The study indicates that a parasite is ravaging frog populations in six countries at least, and it could decimate many different species.
A highly infectious disease has been spotted in six countries that presents a global threat to the populations of many frog species on three continents — and it doesn’t seem to matter if it’s in tropical or temperate climates.
The parasite targets the livers of tadpoles, and as a result large amounts of frogs are dying off, presenting some real extinction concerns for scientists, according to a Discovery News report.
The study, which was published in the journal Proceedings of the National Academy of Sciences, was conducted by researchers at the University of Exeter and the Natural History Museum in London. The research team conducted tests that found this infection caused by a marine parasite. They think the parasite is somewhat related to a parasite that is found in oysters.

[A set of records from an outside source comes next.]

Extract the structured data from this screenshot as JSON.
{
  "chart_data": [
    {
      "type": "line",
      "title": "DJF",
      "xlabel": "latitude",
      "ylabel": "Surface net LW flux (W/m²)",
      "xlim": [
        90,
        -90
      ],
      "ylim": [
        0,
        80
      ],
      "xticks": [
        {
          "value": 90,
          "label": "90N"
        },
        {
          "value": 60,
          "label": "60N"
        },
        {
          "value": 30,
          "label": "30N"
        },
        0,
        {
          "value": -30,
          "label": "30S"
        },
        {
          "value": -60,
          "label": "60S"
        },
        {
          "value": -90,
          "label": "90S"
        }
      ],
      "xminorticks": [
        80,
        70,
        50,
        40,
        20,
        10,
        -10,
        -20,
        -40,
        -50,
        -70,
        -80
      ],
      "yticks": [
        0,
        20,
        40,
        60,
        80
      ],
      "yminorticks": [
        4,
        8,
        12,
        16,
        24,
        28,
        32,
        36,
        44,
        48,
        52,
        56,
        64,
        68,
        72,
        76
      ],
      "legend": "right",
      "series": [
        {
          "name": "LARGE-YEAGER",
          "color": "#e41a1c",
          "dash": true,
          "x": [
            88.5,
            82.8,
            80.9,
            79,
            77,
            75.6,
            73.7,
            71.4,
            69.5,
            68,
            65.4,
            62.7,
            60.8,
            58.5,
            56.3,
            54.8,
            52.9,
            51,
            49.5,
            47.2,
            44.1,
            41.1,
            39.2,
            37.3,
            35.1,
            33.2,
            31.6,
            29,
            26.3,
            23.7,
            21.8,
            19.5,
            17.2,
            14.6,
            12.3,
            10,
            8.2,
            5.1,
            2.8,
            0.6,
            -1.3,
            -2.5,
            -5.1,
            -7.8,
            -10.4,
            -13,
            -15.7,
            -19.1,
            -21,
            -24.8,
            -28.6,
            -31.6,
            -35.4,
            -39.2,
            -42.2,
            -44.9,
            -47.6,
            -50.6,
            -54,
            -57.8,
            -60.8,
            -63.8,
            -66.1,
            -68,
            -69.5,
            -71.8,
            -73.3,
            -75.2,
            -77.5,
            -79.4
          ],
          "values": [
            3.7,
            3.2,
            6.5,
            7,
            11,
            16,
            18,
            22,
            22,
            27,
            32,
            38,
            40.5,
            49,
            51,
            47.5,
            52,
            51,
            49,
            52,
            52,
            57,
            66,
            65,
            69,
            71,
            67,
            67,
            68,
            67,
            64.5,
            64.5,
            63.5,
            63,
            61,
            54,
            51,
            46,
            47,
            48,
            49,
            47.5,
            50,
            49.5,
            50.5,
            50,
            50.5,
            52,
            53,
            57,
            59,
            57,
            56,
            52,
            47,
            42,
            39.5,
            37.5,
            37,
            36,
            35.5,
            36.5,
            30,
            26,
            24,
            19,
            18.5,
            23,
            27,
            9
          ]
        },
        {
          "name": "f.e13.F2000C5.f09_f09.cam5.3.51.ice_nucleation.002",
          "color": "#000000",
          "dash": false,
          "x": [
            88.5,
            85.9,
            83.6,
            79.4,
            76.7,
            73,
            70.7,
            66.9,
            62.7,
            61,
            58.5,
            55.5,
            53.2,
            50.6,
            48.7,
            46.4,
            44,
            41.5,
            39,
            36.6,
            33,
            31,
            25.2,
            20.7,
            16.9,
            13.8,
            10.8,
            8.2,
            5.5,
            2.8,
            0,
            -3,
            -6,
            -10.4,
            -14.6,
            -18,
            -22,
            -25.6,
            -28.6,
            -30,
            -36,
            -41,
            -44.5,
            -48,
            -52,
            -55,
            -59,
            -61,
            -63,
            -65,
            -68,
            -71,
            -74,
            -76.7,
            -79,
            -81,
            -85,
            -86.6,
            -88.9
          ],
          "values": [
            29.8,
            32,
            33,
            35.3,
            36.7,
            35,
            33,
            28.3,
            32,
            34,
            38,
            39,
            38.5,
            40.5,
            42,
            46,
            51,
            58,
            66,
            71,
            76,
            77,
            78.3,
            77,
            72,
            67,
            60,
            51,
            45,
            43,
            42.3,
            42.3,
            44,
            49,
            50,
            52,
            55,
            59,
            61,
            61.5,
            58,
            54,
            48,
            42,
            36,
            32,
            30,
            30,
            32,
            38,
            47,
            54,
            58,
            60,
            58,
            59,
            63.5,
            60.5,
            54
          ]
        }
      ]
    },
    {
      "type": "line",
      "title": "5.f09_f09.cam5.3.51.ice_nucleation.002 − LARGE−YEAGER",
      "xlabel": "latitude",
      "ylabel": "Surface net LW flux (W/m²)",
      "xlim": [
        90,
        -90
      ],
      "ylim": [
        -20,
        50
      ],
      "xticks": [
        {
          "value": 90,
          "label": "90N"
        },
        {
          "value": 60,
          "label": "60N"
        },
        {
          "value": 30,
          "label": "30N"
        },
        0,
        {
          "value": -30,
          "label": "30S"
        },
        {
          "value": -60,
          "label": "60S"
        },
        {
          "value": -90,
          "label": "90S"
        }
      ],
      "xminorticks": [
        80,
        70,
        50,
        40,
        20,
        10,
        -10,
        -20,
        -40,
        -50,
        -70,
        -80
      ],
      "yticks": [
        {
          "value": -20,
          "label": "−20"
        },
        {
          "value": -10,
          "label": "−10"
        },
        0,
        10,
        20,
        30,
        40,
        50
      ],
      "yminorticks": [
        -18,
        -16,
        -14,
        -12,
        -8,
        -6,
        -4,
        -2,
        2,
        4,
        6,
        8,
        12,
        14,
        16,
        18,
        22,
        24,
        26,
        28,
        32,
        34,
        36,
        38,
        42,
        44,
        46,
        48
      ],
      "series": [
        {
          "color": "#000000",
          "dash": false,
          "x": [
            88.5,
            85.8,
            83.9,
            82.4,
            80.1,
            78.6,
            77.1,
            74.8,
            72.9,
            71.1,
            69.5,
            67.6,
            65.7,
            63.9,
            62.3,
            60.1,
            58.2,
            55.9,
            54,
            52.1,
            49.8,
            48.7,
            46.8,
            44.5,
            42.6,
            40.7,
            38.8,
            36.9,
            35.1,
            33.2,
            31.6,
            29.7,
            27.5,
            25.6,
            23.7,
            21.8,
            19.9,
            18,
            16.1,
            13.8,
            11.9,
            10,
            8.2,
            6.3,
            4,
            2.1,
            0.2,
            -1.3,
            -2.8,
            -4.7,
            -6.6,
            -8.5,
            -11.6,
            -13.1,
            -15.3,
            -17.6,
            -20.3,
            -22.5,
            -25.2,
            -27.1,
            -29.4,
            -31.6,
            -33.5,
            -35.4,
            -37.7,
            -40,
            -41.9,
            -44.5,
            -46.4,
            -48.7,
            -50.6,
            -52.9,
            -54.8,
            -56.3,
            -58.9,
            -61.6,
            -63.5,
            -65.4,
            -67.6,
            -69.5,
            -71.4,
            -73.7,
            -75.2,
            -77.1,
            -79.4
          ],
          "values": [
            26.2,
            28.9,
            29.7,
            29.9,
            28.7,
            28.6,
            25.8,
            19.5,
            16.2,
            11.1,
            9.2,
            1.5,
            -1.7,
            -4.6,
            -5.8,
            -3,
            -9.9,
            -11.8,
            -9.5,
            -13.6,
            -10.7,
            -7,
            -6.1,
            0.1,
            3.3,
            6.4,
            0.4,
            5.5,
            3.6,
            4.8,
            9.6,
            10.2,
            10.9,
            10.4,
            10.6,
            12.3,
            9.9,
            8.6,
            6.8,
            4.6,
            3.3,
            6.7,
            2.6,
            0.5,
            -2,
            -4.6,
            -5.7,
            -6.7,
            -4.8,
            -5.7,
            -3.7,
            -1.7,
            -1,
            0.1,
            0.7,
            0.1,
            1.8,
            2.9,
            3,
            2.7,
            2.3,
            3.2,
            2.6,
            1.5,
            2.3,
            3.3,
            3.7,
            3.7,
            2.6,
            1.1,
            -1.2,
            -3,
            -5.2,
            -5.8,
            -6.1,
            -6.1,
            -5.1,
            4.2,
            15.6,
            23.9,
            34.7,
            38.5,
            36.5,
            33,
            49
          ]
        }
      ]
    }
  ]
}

The result? Massive declines in frog populations worldwide, which is a major concern to scientists, who believe that this infection is likely the cause. They think it is part of what had been an unidentified microbial group that infects the tadpole’s liver. Schools of tadpoles are killed by this disease, which then leads to frog populations to decline as they can’t get enough of their young to come to reproductive age to replace them.
Researchers will conduct additional research to ensure that it is this particular microbe that is causing the disease that is resulting in the population declines, but they are pretty sure they have their culprit. Tadpole specimens in six countries were tested for the study.
Scientists were looked for “protists,” or single-celled microbes that store DNA inside a nucleus, much like human cells.
Tadpoles represent the larval stage of an amphibian, and they spend all of their time in the water before they reach adulthood, developing their hind legs first and later their front legs, as well as lungs to replace the gills they live with in the water in order to survive terrestrially.